I started my family's version of the world war today. :-/ I didn't mean to do it... I really didn't. Honestly. But I did and I'm not sorry for it and I probably won't be spoken to by my mother for awhile but I'm beyond the point of caring right now. She calls Gina to tell her that Grandma is in the critical care unit. The doctors put her in there last night. She asks Gina to pass along the information to me. As if she's too busy to make a 30 second phone call. That was the first thing that pissed me off. She also tells Gina that we shouldn't go visit until she calls to tell us that Grandma is back in a private room because visiting hours at the CCU are only for 15 minutes on the hour every 3 hours and for 30 minutes at 6pm. And she can only have two visitors at a time.That was the second and third thing that pissed me off. First of all, getting information from my mother is like pulling teeth and Grandma could have been discharged by the time she gets around to telling us they've taken her out of the CCU and second, no one and by no one I mean my mother, is going to tell me that I can't go see her. If the doctor says it, fine, but my mother is all like "There are such limited visiting hours I'd hate for y'all to drive all the way up there and not be able to see her."
Let's get this straight: If Marie drives to Dunn (which for me is only like a 15 minute drive) and can't see her, she can easily return at the next set of visiting hours. If Marie drives to Dunn and there are only a couple of people up there, somebody can leave the room for me to have 5 minutes to speak to her and tell her I love her and give her a hug and a kiss. I'm not asking for a full 15 or 30 minute visit. I just want her to know that I care and that I came up there because despite the fact that she's got Alzheimer's I truly believe that she still has lucid points and can comprehend things.
Regardless... I was pissed. She (that woman I call mama) is not going to tell me when I can or can not see my grandma. I'm 28 years old and I stopped doing what they told me years and years ago. She can get over it. Judging from my sister's reaction, you would have assumed that I was contemplating something sinister. She actually said and I quote: "You are still going to go up there even though she said not to." Ummmm hell yes. And they can be pissed off if they want but this woman is my grandma too and they are not going to dictate when I can see her. Fuck that. (You have already figured out haven't you that the whole family world war thing got started because my sister has a big mouth and repeated all that I said to my mother....right? If you hadn't, you are now informed. 8-)
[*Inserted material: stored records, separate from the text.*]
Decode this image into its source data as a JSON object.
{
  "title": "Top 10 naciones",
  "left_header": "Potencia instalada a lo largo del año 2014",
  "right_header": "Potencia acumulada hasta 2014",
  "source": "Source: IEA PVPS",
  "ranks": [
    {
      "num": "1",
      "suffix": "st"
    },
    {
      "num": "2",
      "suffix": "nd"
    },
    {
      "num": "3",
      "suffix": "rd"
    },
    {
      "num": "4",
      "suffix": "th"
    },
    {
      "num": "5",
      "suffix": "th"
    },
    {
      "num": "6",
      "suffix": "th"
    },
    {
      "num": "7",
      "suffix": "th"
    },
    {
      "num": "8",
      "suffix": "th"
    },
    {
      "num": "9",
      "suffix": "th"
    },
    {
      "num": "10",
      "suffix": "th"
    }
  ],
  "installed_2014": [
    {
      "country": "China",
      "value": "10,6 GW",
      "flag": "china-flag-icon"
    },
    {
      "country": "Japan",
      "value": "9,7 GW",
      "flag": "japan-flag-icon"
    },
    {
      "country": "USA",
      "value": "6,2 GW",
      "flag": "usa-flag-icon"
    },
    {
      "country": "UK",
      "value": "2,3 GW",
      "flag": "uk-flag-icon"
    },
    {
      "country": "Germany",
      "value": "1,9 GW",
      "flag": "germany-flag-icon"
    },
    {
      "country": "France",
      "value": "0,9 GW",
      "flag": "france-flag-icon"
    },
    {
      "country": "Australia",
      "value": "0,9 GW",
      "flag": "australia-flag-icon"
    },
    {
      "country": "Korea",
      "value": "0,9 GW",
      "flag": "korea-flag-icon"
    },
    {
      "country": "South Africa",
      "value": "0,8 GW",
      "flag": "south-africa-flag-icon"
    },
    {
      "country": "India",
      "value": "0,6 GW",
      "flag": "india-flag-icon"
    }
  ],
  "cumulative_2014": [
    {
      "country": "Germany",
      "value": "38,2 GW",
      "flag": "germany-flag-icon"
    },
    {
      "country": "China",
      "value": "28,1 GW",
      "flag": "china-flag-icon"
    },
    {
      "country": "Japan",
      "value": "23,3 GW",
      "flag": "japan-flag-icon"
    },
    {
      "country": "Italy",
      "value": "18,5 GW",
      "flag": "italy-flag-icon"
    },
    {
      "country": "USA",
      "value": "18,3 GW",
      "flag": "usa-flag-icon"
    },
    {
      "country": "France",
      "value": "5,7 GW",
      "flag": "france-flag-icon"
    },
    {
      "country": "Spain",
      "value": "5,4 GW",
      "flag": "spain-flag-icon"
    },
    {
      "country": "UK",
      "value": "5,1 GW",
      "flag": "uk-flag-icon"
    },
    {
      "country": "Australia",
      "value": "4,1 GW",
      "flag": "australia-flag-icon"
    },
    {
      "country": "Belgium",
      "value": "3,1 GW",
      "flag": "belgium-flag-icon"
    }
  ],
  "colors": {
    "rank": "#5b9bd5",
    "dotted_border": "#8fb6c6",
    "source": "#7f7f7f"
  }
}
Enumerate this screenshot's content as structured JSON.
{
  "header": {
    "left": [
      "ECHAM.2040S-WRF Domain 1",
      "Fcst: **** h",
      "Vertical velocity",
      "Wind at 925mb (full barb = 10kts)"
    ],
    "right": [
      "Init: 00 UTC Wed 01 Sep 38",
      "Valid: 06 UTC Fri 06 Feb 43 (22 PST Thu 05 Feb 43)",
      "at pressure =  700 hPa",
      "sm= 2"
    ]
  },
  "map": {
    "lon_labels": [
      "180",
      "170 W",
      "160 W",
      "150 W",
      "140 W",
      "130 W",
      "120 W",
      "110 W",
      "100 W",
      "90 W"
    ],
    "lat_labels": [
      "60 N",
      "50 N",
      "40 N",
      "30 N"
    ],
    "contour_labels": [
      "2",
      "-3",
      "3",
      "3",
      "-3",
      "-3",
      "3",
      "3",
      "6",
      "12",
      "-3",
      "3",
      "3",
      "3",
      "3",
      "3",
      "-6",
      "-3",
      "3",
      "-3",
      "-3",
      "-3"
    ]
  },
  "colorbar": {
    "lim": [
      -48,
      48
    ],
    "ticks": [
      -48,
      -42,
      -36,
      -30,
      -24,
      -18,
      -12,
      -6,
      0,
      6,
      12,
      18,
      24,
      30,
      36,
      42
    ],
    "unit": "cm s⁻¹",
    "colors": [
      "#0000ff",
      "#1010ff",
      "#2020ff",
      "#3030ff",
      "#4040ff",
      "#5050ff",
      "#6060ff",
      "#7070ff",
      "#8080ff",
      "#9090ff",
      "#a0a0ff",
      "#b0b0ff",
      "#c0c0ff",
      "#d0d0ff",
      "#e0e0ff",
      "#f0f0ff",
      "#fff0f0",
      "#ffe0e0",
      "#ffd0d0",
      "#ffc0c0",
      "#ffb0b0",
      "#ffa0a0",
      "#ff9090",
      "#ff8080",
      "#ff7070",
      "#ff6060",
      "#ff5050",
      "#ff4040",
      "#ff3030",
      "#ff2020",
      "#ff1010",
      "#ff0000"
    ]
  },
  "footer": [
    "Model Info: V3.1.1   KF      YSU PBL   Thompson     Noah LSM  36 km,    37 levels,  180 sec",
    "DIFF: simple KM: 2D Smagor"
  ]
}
So she's all shocked acting and I can't believe you'd do that... and blah blah blah. Gina's problem is that she likes to stir stuff up for one, and for two, she's afraid of doing something that will make them (the parents) angry with her. I, on the other hand, gave up caring about their opinion eons ago and personally prefer when they don't speak to me... makes my life a lot less complicated. Like I tried to tell her, Grandma is 85 years old. They may never take her out of that CCU... she may be there until the day she dies and I don't want to lose the chance to get to talk with her because my mother was being an overbearing.... I'm sure you get the point.
And I know her very well. When other family members comment about Marie and Gina haven't been to visit, she won't step up and say "Well I told them not to until after they move her out of here..."; instead, she'll be like "Well you know how they are. Too busy with their own lives to give a rat's behind." Or something to that effect. I'm telling you the woman is a poster child for two-facedness sometimes.
I despise all the drama. I really wish they'd all act their age and not their shoe sizes.
My children are sleeping. Chris is watching a movie and I'm sitting here... omg, why am I sitting here?...lol. It's almost 11pm. I should be in bed. Which is where I think I am headed.